Notes Name of Rule Section Rule Action
1 UnknownHost Header|anywhere *unknownhost* Delete
2 From RU Address Header|Address *@*.ru Delete
3 Attachment Filename Attachment|Specific Filename Investment Proposal.pdf Delete
4 From-To-Me Header|From|To Address Delete
5 Rolex Subject-Body Subject|Body Rolex
*amazing watches*
6 Body Text Buggers Body *100 day loans*
7 Attachment 5MB Attachment > specific size 5000 kb Flag
  1. Messages containing “unknownhost” in the Header are known to be SPAM, and so we delete them. This is my #1 Rule at the top.
  2. Block messages “From Address”: In this case from *.ru -> meaning all messages from Russia. I also do not do business with Nigeria, Syria, Iran, Yemen… but SPAM does not normally originate from these countries like they do from Romania and China. Block countries only as needed.
  3. Block suspect Attachments: A favorite trick is to embed a virus into an Attachment… being the first clue, and the second is with the filename. Frankly I’m a software developer and not an investor, so this one was easy to filter.
  4. This Rule blocks email sent from my account to my account. A Spammer favorite, except I rarely send email to myself. Low-hanging fruit.
  5. Deletes emails with “Rolex” or “amazing watches” in the subject or body. ‘Nuff said.
  6. Same idea as #5.
  7. Attachments > 5 MBs are flagged on the Subject Line as “EMAIL Oversized” and allows them pass through. I created this rule because back in the day my email box was a lot smaller: Someone at MICROSOFT sent me a funny video file (and not the link to the file) on a Friday afternoon of a 3-Day weekend to a group of friends. These people in turn forwarded the message to their pals, and the next thing you know is that the email box is stuffed full until the following Tuesday. OK, so it’s a legacy rule, but I still do not like sending files this way and I want them flagged.

We can also block IP Addresses by passing a range parameter. This requires a lot of patience to develop because as we know - IP Addresses are not assigned in large blocks consecutively.
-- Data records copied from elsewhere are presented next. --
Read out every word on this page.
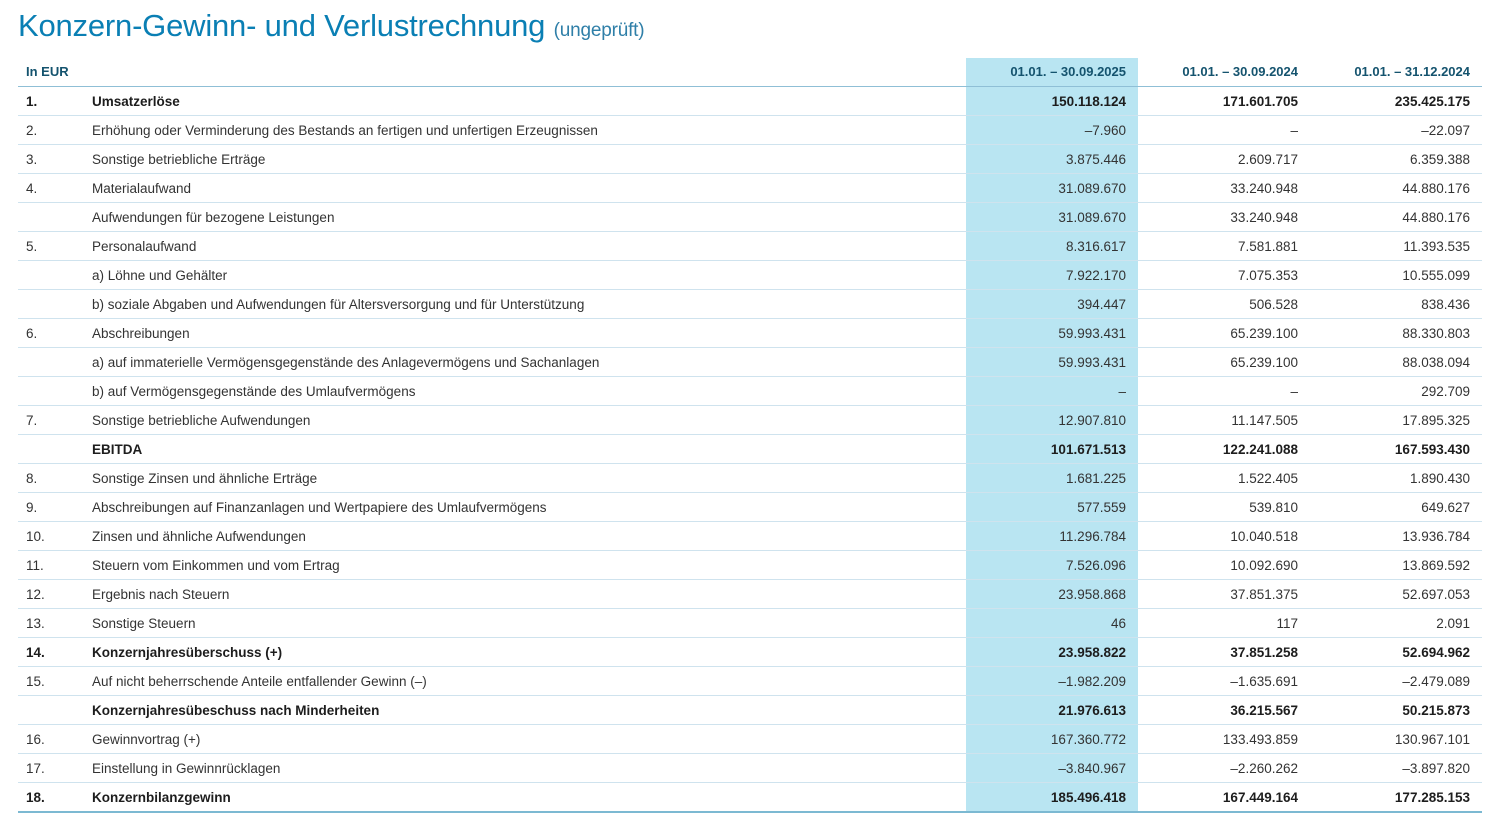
Konzern-Gewinn- und Verlustrechnung (ungeprüft)
In EUR		01.01. – 30.09.2025	01.01. – 30.09.2024	01.01. – 31.12.2024
1.	Umsatzerlöse	150.118.124	171.601.705	235.425.175
2.	Erhöhung oder Verminderung des Bestands an fertigen und unfertigen Erzeugnissen	–7.960	–	–22.097
3.	Sonstige betriebliche Erträge	3.875.446	2.609.717	6.359.388
4.	Materialaufwand	31.089.670	33.240.948	44.880.176
	Aufwendungen für bezogene Leistungen	31.089.670	33.240.948	44.880.176
5.	Personalaufwand	8.316.617	7.581.881	11.393.535
	a) Löhne und Gehälter	7.922.170	7.075.353	10.555.099
	b) soziale Abgaben und Aufwendungen für Altersversorgung und für Unterstützung	394.447	506.528	838.436
6.	Abschreibungen	59.993.431	65.239.100	88.330.803
	a) auf immaterielle Vermögensgegenstände des Anlagevermögens und Sachanlagen	59.993.431	65.239.100	88.038.094
	b) auf Vermögensgegenstände des Umlaufvermögens	–	–	292.709
7.	Sonstige betriebliche Aufwendungen	12.907.810	11.147.505	17.895.325
	EBITDA	101.671.513	122.241.088	167.593.430
8.	Sonstige Zinsen und ähnliche Erträge	1.681.225	1.522.405	1.890.430
9.	Abschreibungen auf Finanzanlagen und Wertpapiere des Umlaufvermögens	577.559	539.810	649.627
10.	Zinsen und ähnliche Aufwendungen	11.296.784	10.040.518	13.936.784
11.	Steuern vom Einkommen und vom Ertrag	7.526.096	10.092.690	13.869.592
12.	Ergebnis nach Steuern	23.958.868	37.851.375	52.697.053
13.	Sonstige Steuern	46	117	2.091
14.	Konzernjahresüberschuss (+)	23.958.822	37.851.258	52.694.962
15.	Auf nicht beherrschende Anteile entfallender Gewinn (–)	–1.982.209	–1.635.691	–2.479.089
	Konzernjahresübeschuss nach Minderheiten	21.976.613	36.215.567	50.215.873
16.	Gewinnvortrag (+)	167.360.772	133.493.859	130.967.101
17.	Einstellung in Gewinnrücklagen	–3.840.967	–2.260.262	–3.897.820
18.	Konzernbilanzgewinn	185.496.418	167.449.164	177.285.153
I look for patterns from specific countries and apply blocks as required. Again the source arises mainly from Russia, Romania, and China. It’s also worth noting that 50% of SPAM originates in the USA from Virginia, Ohio, Florida, and Los Angeles, but we know that could be spoofed.

Adding filters is a great way to reduce SPAM, but it comes at a cost of maintenance and server performance. In the last 10 years I prefer to use isolated email accounts targeting specific manufacturers and partners, and that has worked quite well. Really, in today’s world, if doing business at large and exposed then it’s better to have a disposable burn account like in Mission Impossible because the tiny few out there that ruin it for the rest of us.

With that in mind, I support signed-email, but that too has issues. As long as networks are public, there will always be assaults against them.